Saat masuk ke dalam kamar, tiba-tiba terdengar dari luar seseorang mengucapkan salam. Kudengar langkah sesorang yang mau masuk ke rumahku. Awalnya aku tidak mau tahu siapa yang bertamu, karena ini sudah malam. Tetapi setelah beberapa saat, rasa ingin tahuku mendorong aku untuk keluar derai kamar. Belum sempat aku pegang, pintu kamarku sudah terbuka. Dari balik daun pintu ruang tamu, ayahku muncul dan berkata "Lisa, buka pintunya !". mendengar kata itu aku tercencang sejenak. Tak aku sangkah yang aku perkirakan itu. Aku kira kedua orang tuaku datang satu jam lagi. Ternyata semuanya di luar dugaan. Mereka datang lebih awal dengan apa yang dikatakan dia tadi pagi.
Dengan wajah yang santuk kedua orang tuaku masuk ke dalam rumah. Kata-kata yang ingin aku pertanyakan kepada kedua orang tuaku yaitu keadaan nenek.  Dengan langkah pelan ibuku masuk kedalam kamar dengan membawa tas merah dan menggendong bayi. ibuku menjawab pertanyaanku dengan senyuman wajah yang  ibu perlihatkan kepadaku. Kata pertama yang dia sebut adalah "alhamdulillah… nenek sudah baikan. Sudah malam ni, kamu tidur dulu !". "Alhamdulillah … iya bu aku mau tidur. Selamat malam bu !" jawabku. Mendengar jawaban itu hatiku merasa lega.
            Mimpiku yang membangunkan aku dari tempat tidurku. Aku termenung sejenak dengan apa yang terjadi di dalam mimpiku. Aku mersa bingung. Apakah semua mimpi bisa menjadi kenyataan. Mimpi itu mengingatkan aku pada kejadian 5 bulan yang lalu.

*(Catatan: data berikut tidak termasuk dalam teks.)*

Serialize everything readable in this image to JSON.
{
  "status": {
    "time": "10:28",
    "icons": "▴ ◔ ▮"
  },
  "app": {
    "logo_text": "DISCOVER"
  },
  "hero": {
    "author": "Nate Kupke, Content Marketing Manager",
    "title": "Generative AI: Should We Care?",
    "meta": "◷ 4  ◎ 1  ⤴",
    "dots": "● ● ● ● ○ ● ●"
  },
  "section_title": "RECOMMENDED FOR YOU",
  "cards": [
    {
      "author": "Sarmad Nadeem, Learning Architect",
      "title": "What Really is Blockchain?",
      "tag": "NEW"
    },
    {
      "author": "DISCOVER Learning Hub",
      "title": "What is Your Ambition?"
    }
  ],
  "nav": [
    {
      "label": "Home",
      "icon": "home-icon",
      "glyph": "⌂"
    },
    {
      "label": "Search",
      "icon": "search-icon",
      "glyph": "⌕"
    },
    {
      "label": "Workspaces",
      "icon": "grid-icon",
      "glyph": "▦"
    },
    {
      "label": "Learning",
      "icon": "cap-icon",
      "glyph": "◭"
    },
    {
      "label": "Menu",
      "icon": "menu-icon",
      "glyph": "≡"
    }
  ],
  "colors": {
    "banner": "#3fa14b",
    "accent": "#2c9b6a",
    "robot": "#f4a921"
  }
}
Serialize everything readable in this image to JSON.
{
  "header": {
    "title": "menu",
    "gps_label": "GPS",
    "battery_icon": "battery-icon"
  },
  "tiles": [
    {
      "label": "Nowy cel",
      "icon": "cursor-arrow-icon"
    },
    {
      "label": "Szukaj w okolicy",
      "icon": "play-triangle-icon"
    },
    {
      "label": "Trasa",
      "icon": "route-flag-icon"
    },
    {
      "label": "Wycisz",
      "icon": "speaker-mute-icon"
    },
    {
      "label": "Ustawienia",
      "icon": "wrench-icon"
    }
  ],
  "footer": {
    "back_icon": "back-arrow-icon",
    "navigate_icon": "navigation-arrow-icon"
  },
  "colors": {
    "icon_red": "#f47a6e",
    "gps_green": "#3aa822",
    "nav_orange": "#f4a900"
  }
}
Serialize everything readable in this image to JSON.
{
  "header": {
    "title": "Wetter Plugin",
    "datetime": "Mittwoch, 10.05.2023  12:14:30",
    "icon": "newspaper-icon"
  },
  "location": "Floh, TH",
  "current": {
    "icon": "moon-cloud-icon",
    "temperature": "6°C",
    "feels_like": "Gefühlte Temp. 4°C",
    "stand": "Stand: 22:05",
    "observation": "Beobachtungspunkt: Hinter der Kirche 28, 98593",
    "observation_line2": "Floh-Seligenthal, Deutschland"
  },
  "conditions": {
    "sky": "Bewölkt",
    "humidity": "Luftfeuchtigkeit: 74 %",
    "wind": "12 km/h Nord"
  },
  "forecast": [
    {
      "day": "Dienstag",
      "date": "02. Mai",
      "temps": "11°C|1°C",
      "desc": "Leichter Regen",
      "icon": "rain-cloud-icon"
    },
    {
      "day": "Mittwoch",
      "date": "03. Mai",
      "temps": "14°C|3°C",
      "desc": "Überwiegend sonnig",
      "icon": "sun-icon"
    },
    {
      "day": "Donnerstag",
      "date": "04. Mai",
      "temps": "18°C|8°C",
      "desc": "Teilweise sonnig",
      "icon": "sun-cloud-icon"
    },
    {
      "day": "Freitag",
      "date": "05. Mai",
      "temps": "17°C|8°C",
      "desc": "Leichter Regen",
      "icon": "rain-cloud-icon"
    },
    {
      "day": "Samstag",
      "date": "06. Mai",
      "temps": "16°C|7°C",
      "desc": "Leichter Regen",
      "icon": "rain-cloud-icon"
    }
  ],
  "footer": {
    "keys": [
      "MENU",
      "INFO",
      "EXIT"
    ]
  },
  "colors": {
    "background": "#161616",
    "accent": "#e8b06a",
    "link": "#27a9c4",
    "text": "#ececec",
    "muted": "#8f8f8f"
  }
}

Kejadian pada pertengahan bulan juli lalu.aku bermimpi tentang batu nisan. Batu nisan itu terukir nama Nela, dia adalah kakaku. Ada sesuatu yang akan terjadi. Pikiranku menjadi tak karuan. Aku ingat betapa lugu dan bodohnya aku pada saat itu. Ternyata apa yang ada dalam maksud mimpiku menjadi kenyataan. Kakaku pergi meninggalkan rumah. Aku hanya menonton semua kejadian itu. Melihat ibuku yang terus meneteskan air mata tanpa henti. Seolah-olah aku tidak akan bertemu lagi dengan kakakku. Dengan tatapan wajah yang penuh Tanya, aku melihat ayah memarahi kakakku. Aku tidak bisa berbuat apa-apa selain melihat pertengkaran itu. Dalam tangisan hati selalu berbicara "Maafkan aku kak,,aku tidak bisa membantumu."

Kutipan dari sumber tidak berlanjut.